Initial public offering: listed firms may not have to identify all their beneficial owners

The Solicitors Regulation Authority (SRA) is unlikely to start licensing alternative business structures (ABSs) until 2012, it has confirmed.

The news comes as the authority spelt out the detailed level of information about investors in prospective ABSs that it will expect to see.

As first reported on Legal Futures last month, parliamentary delays mean the SRA will not be formally designated as an ABS licensing authority in time for the long-planned start-date of 6 October. The Ministry of Justice is still hoping this will happen by the end of the year.

Formal applications to become ABSs can only be submitted once the SRA is designated, and the Legal Services Act allows it up to six months to make a decision on them (a period which can be extended by a further three months).

The SRA said yesterday that it intends to process most applications “well within the statutory standards”, but this still means it is “likely to begin licensing ABS in early 2012”.

The guide to becoming an ABS published yesterday said applicants will have to give details of every source of finance, including the amount of capital invested or borrowed, percentage interest, date of loan, repayment terms and date of renewal. Those who hold a material interest by association are also captured by this.

“We will expect applicant bodies to know who the ultimate beneficial owner of the body is going to be at authorisation,” it added.
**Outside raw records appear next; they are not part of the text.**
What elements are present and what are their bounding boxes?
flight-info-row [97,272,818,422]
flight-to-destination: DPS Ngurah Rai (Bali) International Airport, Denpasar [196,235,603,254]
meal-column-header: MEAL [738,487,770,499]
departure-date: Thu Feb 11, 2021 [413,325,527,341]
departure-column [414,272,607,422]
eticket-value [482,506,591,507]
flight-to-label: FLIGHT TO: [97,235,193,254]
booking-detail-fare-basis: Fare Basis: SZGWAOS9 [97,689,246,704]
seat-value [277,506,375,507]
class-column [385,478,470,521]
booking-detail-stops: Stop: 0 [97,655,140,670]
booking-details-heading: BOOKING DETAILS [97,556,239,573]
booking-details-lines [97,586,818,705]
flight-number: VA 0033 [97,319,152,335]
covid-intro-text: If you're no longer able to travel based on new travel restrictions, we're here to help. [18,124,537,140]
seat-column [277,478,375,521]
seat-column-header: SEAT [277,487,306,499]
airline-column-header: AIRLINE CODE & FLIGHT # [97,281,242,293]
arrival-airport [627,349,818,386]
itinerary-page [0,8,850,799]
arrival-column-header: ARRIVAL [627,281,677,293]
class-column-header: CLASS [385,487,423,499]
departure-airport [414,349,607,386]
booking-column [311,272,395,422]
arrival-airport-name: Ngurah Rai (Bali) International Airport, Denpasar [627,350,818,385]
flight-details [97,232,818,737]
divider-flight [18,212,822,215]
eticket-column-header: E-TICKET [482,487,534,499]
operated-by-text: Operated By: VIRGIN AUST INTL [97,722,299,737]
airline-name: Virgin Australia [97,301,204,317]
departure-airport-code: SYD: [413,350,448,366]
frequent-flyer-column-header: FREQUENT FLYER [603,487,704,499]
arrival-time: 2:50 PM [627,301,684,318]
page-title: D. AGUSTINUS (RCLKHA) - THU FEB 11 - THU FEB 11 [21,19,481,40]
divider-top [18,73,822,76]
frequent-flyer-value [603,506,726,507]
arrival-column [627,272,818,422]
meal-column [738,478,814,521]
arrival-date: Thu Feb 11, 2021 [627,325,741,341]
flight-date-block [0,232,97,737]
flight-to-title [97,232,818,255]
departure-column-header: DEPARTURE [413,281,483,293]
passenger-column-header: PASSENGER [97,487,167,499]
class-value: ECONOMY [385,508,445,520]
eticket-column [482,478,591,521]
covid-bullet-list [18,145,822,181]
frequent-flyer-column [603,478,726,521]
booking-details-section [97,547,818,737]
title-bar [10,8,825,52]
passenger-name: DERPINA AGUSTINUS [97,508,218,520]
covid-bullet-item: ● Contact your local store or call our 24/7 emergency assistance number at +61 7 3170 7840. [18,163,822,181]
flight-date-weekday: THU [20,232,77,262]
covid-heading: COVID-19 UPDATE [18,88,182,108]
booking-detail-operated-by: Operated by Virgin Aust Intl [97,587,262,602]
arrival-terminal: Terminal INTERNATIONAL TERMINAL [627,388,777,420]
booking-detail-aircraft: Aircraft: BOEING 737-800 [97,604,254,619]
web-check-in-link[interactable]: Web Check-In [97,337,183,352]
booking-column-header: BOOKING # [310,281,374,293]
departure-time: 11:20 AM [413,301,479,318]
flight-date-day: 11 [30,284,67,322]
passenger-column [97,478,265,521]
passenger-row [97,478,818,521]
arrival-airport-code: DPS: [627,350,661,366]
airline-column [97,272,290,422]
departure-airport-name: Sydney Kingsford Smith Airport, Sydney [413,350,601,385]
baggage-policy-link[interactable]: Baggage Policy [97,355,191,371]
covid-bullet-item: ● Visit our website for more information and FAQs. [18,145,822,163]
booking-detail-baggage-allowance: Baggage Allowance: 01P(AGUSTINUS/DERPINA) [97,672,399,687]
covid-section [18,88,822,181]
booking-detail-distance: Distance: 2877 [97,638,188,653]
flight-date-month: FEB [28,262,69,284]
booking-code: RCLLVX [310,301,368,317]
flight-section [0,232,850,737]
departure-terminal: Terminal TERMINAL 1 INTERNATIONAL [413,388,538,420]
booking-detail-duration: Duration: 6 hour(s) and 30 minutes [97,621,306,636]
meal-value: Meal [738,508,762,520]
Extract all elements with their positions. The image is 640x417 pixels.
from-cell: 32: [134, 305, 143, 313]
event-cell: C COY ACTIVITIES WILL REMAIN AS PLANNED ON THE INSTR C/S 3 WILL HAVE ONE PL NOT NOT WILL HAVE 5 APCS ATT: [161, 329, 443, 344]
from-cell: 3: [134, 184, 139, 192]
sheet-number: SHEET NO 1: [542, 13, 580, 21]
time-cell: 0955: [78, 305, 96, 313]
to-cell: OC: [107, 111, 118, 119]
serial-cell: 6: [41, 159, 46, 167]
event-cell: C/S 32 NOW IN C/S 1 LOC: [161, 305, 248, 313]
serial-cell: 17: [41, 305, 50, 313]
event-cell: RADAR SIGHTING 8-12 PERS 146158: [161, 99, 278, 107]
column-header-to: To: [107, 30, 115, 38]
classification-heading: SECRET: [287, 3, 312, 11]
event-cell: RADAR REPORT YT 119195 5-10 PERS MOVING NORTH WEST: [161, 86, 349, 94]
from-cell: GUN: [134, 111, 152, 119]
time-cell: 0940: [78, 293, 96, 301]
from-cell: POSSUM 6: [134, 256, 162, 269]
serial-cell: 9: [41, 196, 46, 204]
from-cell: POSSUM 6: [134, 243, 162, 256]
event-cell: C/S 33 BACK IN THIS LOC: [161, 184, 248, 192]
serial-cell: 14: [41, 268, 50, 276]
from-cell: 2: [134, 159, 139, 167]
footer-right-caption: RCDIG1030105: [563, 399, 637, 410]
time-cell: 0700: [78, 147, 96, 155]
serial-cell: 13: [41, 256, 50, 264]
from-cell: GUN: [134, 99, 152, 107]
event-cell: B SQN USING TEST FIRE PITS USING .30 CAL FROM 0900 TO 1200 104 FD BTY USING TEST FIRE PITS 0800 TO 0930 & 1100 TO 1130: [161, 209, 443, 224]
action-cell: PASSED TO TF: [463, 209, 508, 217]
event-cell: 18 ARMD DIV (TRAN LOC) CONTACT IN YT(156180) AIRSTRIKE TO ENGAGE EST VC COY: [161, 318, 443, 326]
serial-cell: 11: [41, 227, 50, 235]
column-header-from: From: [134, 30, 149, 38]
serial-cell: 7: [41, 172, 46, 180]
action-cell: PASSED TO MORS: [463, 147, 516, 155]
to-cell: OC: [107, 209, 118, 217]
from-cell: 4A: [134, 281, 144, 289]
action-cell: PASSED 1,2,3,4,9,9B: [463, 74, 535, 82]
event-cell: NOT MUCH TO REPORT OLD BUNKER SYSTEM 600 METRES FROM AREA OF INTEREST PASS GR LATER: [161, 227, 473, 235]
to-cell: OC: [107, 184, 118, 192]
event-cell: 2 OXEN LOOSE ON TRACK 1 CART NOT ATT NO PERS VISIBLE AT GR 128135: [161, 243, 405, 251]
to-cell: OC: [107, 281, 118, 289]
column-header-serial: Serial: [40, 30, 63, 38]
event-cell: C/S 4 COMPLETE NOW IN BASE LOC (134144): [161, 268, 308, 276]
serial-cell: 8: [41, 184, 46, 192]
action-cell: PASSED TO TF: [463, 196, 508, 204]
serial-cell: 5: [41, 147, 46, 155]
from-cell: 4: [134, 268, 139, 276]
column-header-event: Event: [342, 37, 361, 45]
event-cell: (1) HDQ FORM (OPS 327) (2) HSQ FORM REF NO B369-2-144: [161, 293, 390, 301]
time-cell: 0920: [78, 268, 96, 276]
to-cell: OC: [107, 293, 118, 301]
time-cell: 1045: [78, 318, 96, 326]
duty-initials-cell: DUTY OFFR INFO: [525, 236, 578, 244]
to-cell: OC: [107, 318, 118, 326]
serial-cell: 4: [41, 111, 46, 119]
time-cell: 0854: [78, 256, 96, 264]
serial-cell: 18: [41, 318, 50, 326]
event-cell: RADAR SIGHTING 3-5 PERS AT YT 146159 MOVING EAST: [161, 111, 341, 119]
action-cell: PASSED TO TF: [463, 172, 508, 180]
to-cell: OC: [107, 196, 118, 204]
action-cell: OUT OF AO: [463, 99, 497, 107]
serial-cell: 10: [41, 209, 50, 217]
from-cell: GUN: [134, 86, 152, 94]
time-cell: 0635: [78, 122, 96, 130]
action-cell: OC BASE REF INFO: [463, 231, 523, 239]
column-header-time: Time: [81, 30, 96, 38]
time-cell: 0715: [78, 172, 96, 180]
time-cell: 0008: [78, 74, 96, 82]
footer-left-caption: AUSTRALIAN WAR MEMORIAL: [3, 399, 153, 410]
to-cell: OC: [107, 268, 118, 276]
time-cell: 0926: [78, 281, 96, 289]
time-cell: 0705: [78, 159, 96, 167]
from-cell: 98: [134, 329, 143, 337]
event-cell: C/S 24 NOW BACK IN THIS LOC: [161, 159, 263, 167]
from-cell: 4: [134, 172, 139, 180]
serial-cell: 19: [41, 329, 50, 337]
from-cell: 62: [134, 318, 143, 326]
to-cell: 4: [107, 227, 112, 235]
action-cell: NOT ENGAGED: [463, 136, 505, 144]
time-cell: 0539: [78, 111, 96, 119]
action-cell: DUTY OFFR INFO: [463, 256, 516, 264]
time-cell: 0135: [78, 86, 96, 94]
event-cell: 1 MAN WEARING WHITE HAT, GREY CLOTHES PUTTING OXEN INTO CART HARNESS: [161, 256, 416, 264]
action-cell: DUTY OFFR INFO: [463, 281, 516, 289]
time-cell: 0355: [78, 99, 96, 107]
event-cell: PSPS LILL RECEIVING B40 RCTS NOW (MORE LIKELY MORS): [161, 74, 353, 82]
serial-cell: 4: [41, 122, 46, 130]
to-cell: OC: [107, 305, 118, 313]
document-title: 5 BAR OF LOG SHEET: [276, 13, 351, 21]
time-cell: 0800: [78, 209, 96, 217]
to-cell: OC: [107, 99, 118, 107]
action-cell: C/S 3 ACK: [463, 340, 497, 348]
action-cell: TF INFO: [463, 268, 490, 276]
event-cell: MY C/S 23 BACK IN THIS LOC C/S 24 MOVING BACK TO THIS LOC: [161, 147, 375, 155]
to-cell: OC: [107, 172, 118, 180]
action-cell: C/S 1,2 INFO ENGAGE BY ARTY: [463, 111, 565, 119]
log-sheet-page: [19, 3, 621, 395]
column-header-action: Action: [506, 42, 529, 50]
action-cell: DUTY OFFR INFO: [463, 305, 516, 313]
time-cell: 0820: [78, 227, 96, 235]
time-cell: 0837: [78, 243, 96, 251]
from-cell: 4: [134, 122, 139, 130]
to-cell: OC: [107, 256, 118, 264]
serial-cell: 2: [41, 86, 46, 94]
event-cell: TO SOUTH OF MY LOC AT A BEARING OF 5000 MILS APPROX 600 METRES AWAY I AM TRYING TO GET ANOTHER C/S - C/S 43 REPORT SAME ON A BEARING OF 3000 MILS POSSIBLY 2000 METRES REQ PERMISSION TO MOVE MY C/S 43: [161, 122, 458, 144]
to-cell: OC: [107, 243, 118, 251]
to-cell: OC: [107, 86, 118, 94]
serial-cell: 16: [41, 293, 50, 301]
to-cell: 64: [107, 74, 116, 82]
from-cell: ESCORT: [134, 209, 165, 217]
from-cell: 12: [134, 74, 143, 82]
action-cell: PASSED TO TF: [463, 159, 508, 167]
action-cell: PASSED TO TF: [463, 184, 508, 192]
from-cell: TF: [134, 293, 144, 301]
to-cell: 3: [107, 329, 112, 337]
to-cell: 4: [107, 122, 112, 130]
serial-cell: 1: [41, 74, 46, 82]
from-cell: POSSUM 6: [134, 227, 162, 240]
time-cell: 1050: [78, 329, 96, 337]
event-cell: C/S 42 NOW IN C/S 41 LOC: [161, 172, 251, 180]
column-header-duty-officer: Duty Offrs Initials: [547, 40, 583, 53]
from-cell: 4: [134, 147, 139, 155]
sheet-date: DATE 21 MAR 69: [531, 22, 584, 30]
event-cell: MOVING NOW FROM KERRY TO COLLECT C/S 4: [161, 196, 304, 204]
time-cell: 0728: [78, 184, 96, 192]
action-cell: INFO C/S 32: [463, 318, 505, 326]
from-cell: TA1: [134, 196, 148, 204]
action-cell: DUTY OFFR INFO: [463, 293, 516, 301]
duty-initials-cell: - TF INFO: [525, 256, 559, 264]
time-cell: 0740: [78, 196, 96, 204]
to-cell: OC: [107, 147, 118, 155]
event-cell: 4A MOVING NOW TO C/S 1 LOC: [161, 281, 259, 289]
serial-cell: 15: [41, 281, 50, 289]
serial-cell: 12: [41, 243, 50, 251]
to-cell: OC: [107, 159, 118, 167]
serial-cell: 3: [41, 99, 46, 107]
There will be exceptions where it is not reasonable to expect the applicant to know this information, for example with public limited companies and private equity investment funds.

The SRA said it will work with such applicants “to determine the individual challenges they may face in complying with this part of our Handbook and to what extent they can reasonably have knowledge of this information”.

In considering whether an applicant can reasonably identify all the owners with less than 3% holdings, “we will have regard to the number of owners, the ownership structure and the nature of the associations.

“So, for example, in the case of initial public offerings and public limited companies, we will expect an applicant or authorised body to notify us of owners with a holding of 3% or more, as we understand that this is the accepted level at which they will be notified by their relevant exchange.”

ABS applicants also have to provide the projected balance sheet, and monthly cash flow and profit and loss for the first year of trading after authorisation.

In addition, they will have to detail the nature of any outsourcing arrangements, and if offshore whether the countries involved comply with appropriate data protection legislation.

SRA executive director of authorisation, Mike Jeacock, said: “Protecting the public is our first priority, so there will be a robust authorisation process to ensure that only those that meet all the criteria will be awarded a licence.”